SAN DIEGO — KUSI-TV (Channel 51) has filed a formal request with the Federal Communications Commission to force the Fox Broadcasting Co. to drop Mexican-licensed XETV (Channel 6) as an affiliate.
The request is the first salvo in what could be a long battle over the lucrative San Diego rights to air Fox's "The Simpsons" and other shows.
"Before they go to a foreign station, if there is a station comparable, they should use the U.S. station first," Channel 51 owner Michael McKinnon said. His station would be the likely benefactor should the FCC agree with him.
There is a parallel for such an argument. XETV was an ABC affiliate until the 1960s, when the owners of Channel 39, then known as KCST, sued to force ABC to drop the Mexican-based station. After years of legal wrangling, the effort eventually succeeded, and ABC moved to Channel 39.
But XETV general manager Martin Colby says there is no relationship between the ABC case and the current situation. For one, unlike ABC, Fox is still not legally classified as a network. That position was buoyed by the FCC's decision last week to continue to classify Fox--which is resisting efforts to be classified as a network--as a non-network as long as it doesn't send out more than 15 hours a week of national programming. It now programs 11 hours a week, including "The Simpsons," "Married With Children" and "In Living Color." Being classified as a network would severely hamper Fox, especially in the big-money syndication business.
"Now that the commission has decided that Fox is not a network, you can reach your own conclusion about the fate of Mr. McKinnon's petition," Colby said.
McKinnon said he doesn't expect the commission to consider his request, filed in March, for at least six months.
McKinnon's fight is with Fox, not XETV. He said he has been trying to persuade Fox for six months to switch affiliations without any success.
"They basically told us to go peddle our papers," McKinnon said.
Colby is not without clout at Fox. He serves on the board of directors of the Fox affiliates and is a former chairman of the organization.
Preston Padden, Fox's senior vice president of affiliates, said, "We are delighted with our association with Channel 6, period. We believe the KUSI petition is completely without merit."
In a sense, McKinnon is asking the FCC to make a new rule. That will be difficult, for a variety of legal reasons. Not only is Fox not legally considered a network, but XETV manages to skirt another part of McKinnon's case by employing an unusual system for carrying the Fox shows.

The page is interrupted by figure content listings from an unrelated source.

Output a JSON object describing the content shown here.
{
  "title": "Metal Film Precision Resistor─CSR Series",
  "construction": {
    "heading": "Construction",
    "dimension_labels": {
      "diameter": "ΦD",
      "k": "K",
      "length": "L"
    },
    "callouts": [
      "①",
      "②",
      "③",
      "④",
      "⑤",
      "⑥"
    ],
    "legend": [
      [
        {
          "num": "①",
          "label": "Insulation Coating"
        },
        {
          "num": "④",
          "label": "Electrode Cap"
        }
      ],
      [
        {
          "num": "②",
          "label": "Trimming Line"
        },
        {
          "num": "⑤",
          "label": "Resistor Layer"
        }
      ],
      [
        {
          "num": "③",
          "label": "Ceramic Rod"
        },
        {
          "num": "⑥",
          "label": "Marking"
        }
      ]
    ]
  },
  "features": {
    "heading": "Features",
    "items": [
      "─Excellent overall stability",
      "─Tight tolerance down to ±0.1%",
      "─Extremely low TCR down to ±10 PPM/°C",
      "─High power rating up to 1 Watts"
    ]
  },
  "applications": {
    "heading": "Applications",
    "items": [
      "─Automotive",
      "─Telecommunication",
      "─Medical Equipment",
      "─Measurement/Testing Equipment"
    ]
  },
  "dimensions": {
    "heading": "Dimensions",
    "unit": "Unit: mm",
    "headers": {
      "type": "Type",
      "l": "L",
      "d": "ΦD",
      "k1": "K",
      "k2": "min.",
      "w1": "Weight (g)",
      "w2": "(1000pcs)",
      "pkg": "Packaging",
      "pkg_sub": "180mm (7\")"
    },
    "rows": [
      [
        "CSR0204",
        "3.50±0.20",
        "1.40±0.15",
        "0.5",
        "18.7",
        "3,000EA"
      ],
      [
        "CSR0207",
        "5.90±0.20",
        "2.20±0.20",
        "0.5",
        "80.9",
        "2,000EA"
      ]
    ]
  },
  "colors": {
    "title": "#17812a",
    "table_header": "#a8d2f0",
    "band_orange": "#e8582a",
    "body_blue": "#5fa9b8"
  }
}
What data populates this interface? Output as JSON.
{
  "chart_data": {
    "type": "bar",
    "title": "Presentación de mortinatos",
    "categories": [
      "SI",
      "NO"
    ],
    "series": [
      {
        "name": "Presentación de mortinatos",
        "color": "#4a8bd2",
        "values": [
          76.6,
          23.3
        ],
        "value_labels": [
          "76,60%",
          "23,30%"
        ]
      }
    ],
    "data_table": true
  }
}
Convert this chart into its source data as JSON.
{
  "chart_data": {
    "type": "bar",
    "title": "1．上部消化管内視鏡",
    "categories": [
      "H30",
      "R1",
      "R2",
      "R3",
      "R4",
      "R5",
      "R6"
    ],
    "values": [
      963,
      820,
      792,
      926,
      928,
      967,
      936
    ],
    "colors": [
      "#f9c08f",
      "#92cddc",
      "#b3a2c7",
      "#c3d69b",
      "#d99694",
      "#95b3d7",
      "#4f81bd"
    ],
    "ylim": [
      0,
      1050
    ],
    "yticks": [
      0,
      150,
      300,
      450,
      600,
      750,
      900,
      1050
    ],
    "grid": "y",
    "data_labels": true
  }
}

Most network affiliates pick up a show via satellite and instantaneously broadcast it to viewers. But XETV tapes the Fox shows off the satellite when they air in Eastern time zones, then transports the tapes across the border for transmission.
By using this system, XETV officials can honestly say they are not directly transmitting the signals of a U.S. programming entity, which may be an important point to the FCC. For example, U.S.-based radio companies that operate Mexican stations, such as Noble Broadcasting and XTRA, need a special waiver to directly transmit their signals from the American side of the border to their Mexican transmitter.
Under the tape system, XETV "doesn't violate any rules or regulations," Colby said, and doesn't even need a waiver.
McKinnon says that XETV and Fox may not be breaking any laws, but that they are operating unfairly and hypocritically. He says Fox originally argued before the FCC for a special waiver of network guidelines by saying it was going to help small, independent UHF stations, such as Channel 51, and now it is arguing that it wants to stick with a VHF station, Channel 6.
But Padden said that argument won't work with the FCC. "Out of our 134 affiliates, all but 17 are UHF, and that record speaks for itself," he said.
Beyond the technical arguments, McKinnon believes Channel 51 is a better fit for Fox. For example, KUSI has started a news operation, and Fox has repeatedly said it would like its affiliates to have a news presence.
Colby counters that McKinnon is simply using emotional arguments in an attempt to persuade the commission to see his point of view.
"What Mr. McKinnon is doing is waving the red, white and blue," Colby said.